A partir daí, o jogo virou um solo do Ganso, ao invés da previsível pressão que viria do lado inimigo. Não há jogador, por mais burocrático e invisível que seja, que não se torne um titã numa final de campeonato contra o favorito reduzido a sete espartanos em campo. Entretanto, havia o jogador que só olha para cima, infante, em campo. Ele continuou fazendo o quis da partida; só que nesse momento, cada vez mais ilhado no ataque, cada vez mais encarcerado pelos marcadores.

Só que nesse voo solo do craque, o eminente professor pardal quis entrar. O treinador Dorival Júnior, nitidamente fora de si, resolve retirar Paulo Henrique Ganso para colocar um João qualquer, a fim de morrer abraçado com resultado que lhe daria o título mais importante de sua promissora carreira de técnico de futebol.
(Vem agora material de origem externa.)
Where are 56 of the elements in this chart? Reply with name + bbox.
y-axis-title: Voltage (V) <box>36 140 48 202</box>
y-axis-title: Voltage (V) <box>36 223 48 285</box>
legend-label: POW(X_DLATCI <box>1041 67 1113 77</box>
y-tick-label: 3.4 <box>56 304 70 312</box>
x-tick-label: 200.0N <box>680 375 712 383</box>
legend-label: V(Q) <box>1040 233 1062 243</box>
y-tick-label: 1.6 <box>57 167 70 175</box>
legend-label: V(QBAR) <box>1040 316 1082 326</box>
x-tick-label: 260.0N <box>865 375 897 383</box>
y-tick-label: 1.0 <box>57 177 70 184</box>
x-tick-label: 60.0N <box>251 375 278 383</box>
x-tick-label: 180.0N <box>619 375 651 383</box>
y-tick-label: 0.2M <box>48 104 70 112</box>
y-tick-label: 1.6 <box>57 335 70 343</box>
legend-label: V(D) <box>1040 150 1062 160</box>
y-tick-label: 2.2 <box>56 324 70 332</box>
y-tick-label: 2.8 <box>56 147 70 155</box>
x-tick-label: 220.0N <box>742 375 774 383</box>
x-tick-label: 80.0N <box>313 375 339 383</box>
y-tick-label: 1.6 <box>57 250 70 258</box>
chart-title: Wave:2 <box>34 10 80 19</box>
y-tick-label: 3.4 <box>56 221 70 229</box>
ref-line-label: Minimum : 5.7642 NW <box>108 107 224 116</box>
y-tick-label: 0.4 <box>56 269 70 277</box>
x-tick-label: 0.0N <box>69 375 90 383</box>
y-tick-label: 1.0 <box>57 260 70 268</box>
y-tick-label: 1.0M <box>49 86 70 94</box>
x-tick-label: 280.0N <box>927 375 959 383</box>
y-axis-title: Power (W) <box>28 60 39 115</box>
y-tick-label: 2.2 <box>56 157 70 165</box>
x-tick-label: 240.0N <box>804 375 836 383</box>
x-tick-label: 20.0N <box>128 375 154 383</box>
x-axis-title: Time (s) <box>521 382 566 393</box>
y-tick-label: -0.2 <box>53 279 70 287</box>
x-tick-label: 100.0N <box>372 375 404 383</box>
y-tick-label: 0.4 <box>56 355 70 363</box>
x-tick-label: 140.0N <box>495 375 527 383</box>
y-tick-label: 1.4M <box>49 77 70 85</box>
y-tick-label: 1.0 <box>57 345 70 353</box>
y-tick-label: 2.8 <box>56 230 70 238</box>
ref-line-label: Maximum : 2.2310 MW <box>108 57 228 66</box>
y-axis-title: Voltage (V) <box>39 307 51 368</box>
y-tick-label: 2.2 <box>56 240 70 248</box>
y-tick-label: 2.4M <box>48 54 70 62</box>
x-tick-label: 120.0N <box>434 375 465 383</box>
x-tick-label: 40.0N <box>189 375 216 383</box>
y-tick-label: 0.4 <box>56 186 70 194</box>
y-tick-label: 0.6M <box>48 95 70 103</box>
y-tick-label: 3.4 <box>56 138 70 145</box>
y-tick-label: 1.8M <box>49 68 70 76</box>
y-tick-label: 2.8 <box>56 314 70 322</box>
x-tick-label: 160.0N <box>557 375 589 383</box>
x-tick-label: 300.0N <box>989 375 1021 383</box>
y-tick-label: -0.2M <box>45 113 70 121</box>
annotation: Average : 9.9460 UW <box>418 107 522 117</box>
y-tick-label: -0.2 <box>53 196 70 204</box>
E foi justamente na loucura a pulsar dos olhos do apavorado treinador que reluziu, em reflexo, o craque. O menino de vinte anos vira convicto para o chefe e diz "Eu não, professor. Eu vou ficar. Tem que sair o André", falando com a boca, olhos e braços, para ver se trazia o doido comandante de volta para a tensa realidade. Ou foi isso que subitamente aconteceu, ou o chefe da nau santista resignou-se a aceitar o desafio explícito à hierarquia do grupo que comandou com reconhecido sucesso. Assim como o nosso craque pediu, o seu treinador obedeceu. Saiu o André, ficou o Paulo Henrique.

Paulo Henrique Ganso ficou, jogou, ou melhor, desfilou como um cisne. Ganso já não é alcunha que lhe caiba. O Santos foi campeão com toda justiça.

E eu logo me vi diante de um craque que joga como os do passado, no seu próprio tempo. Assim como Nelson Rodrigues escreveu sobre Didi, eu me sinto à vontade para fazer uso da paráfrase: "Ganso imprime ao jogo o peso da lesma". E o que é mais delicioso: são os outros que parecem sempre irremediavelmente presos à gosma da lesma com a bola nos pés, enquanto ela mesma - a lesma de chuteiras - está nos gramados dando espetáculo, sempre livre, sempre desmarcada.

E não bastase o jogador espetacular fora do seu tempo - o passado -, ainda há o homem que se impõe ao burocrata da linha lateral, como fizeram Gérson, Pelé, Carlos Alberto, Didi e tantos outros habitantes do panteão do futebol deste país.

E que a conservadora "Família Dunga" tenha nos seus quadros o artista, a lesma, o cisne. Deixar esse super jogador de fora de um mundial não será passível de perdão, nem pedindo a intervenção do insólito Pastor Roberto Brum.